Nancy Birdsall, president of the Center for Global Development (Photo: CGD)

Cash on delivery: linking aid to results

By Nancy Birdsall, William D. Savedoff and Ayah Mahgoub, Center for Global Development, Washington

Cash-on-delivery aid is a proposed new approach under which donors would commit to pay a specific amount for a specific measure of progress. Recent endorsements of the approach by interested governments and the release of our book on the subject have generated considerable discussion. We were pleased to see the concern with improving aid effectiveness in the 2010 Education for All Global Monitoring Report, but were disappointed that the report failed to recognize how cash-on-delivery aid could achieve this aim. The report’s criticisms seemed to be based on misunderstandings of the cash-on-delivery aid proposal and relied on outdated background papers that we commissioned in the process of developing our proposal.

Here are some responses to the main criticisms in the report:

Penalizing governments for outcomes they do not control

The 2010 GMR correctly notes that external events such as natural disasters affect school enrolment and completion rates. Nevertheless, it is wrong to assert that cash-on-delivery aid penalizes governments when these adverse events occur. When external events intrude, it is better to respond with appropriate instruments, such as emergency financing. Using funds aimed at improving schooling to compensate for adverse events like natural disasters undermines both the aid mechanism and the educational institutions that it seeks to support.

Shifting the risk

The 2010 GMR criticizes cash-on-delivery aid for shifting risk from donors to recipients. However, the biggest risk currently borne by highly aid-dependent countries is capricious donor behavior and priorities.  That risk is currently borne entirely by the recipient country, which has to cope with variations in aid revenues that are significantly higher than volatility in its own domestic revenues and entirely out of its control. Cash-on-delivery aid takes the risk of volatility in donor policies off the developing country and replaces it with a clear enforceable contract under which the developing country only assumes the risk of failing at delivering services – a task which is its primary responsibility and also more clearly in its sphere of control.

Diverting attention from the strengthening of systems

The GMR asserts that cash-on-delivery aid would undermine education systems. Actually, the cash-on-delivery aid proposal provides resources and incentives to improve education information systems while empowering countries to choose their own strategies to accelerate their educational progress.  Rather than undermining systems, cash-on-delivery aid is explicitly structured to strengthen government efforts to improve the policies and institutions that are necessary for effective schooling systems.
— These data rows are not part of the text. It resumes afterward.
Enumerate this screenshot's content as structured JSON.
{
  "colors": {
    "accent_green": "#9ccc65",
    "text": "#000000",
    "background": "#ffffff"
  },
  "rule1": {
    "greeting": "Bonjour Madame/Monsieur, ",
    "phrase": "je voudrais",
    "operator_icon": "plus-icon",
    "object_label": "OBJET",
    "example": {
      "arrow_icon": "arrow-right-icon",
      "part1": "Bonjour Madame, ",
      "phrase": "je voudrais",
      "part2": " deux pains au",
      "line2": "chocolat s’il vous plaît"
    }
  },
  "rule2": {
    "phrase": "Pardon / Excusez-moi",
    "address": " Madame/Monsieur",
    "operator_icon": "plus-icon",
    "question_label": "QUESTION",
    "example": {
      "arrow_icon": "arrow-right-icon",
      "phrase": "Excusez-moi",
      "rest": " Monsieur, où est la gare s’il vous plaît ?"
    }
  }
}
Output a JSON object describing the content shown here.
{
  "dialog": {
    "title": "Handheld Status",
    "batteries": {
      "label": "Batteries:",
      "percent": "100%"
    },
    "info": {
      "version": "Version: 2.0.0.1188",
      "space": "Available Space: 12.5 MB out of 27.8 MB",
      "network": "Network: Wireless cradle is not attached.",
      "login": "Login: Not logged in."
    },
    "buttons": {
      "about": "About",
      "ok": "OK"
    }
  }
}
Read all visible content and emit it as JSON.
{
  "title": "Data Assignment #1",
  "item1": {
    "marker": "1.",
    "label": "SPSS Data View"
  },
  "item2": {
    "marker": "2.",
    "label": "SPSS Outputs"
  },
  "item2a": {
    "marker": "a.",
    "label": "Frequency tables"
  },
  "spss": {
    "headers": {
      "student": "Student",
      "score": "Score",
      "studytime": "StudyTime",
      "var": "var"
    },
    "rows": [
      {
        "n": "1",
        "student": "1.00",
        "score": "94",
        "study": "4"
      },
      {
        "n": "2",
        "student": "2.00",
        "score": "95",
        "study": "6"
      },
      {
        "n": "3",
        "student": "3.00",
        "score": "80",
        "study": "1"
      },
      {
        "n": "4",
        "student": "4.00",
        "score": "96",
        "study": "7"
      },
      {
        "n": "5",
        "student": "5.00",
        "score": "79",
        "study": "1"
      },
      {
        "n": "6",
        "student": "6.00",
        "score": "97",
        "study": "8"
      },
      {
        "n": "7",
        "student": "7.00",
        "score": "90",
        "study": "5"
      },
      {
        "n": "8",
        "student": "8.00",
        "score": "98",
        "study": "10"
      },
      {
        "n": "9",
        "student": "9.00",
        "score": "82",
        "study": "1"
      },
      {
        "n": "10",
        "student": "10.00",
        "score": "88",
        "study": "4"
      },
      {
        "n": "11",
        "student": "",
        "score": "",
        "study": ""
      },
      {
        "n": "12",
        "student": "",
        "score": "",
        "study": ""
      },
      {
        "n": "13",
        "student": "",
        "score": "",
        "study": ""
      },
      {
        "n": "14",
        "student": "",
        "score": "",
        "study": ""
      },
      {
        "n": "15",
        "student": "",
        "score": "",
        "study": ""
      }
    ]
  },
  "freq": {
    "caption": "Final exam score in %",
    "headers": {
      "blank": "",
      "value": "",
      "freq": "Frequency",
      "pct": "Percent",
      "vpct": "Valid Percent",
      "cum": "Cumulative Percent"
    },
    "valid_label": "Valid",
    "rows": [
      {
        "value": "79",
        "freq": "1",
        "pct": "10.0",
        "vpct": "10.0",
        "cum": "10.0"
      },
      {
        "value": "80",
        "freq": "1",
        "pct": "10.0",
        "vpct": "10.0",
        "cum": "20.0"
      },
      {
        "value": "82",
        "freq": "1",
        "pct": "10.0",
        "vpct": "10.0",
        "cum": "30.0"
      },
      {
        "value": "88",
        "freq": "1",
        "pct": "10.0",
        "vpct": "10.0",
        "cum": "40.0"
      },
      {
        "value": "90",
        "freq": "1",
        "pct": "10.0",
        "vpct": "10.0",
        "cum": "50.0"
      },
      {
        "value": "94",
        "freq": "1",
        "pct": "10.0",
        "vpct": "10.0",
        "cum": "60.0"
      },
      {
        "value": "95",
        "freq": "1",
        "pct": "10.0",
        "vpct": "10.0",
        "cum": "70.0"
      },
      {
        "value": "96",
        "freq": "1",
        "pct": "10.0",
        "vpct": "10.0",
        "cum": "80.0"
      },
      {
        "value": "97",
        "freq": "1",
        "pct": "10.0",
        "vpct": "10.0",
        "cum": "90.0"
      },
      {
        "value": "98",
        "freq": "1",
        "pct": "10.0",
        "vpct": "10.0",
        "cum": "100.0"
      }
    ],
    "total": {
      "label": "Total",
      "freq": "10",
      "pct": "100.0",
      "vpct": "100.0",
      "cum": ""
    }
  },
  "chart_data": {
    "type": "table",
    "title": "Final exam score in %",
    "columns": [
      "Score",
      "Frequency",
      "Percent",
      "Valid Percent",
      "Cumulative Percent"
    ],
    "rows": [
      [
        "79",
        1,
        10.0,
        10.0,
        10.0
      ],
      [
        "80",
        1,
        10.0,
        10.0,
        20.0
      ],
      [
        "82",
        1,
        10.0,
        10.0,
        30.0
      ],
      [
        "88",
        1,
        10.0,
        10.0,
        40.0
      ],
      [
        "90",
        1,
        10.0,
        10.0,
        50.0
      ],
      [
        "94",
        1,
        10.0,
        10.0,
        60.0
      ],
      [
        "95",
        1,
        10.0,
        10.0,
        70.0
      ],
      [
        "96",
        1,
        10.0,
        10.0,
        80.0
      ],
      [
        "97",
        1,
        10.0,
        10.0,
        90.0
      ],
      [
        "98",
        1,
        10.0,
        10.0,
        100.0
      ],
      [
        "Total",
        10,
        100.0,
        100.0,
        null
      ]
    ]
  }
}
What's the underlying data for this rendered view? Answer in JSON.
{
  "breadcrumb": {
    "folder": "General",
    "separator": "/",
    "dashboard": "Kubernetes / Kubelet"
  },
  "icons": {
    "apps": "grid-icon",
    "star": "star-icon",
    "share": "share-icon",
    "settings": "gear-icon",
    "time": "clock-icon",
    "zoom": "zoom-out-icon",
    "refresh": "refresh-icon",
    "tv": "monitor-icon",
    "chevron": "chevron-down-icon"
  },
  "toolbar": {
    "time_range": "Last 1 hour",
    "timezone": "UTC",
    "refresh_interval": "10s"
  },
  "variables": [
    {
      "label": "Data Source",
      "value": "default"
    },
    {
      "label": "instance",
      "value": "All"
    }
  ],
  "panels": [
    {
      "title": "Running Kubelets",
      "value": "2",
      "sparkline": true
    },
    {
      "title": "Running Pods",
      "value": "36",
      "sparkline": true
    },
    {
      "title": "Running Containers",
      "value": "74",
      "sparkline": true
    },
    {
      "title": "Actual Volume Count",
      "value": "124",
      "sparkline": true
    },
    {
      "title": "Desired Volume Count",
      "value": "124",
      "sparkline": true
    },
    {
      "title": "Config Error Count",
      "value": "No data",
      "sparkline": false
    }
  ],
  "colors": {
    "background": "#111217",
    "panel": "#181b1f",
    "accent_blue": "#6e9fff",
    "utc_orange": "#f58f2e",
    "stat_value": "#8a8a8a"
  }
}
Creating incentives for misreporting

In the case of accelerating progress toward universal primary schooling, we commissioned technical work and adopted the recommendation of paying for “additional assessed completers” precisely because it is a good proxy measure for the desired outcome and it is relatively easy to measure and verify. The cash-on-delivery aid payments would be made based on the country’s report after it has been independently verified and validated. This process of verification makes the agreement more credible for the donor and recipient, gives the recipient incentives to report accurately, and improves the reliability of the country’s own education information systems.

Bypassing “underperformers”

The GMR argues that cash-on-delivery aid doubly penalizes the poor because only better-performing countries will receive payments. This argument is quite confused. Under cash-on-delivery aid, if a government is unable or unwilling to provide schooling to its citizens, those people are not penalized again if donors then provide less money to the government.  The children in those countries can only be deprived of their education once, there is no second penalty if the government is not paid for services which it failed to deliver.

By contrast, most other forms of aid actually do impose a double penalty on the poor.  If donors lend money (or offer grants) to a government for education which is not provided, then two groups of poor people lose out – the children who didn’t get educated and the citizens who have to repay the ineffective loan through their taxes (or the people who could have benefited from that aid if it had been applied elsewhere).

The most problematic aspect of paying governments who fail to deliver services, though, is that it interrupts accountability to its citizens.

While we have no illusions that our proposal is perfect, we are confident that it is promising enough to be worth a try and look forward to constructive debate about it.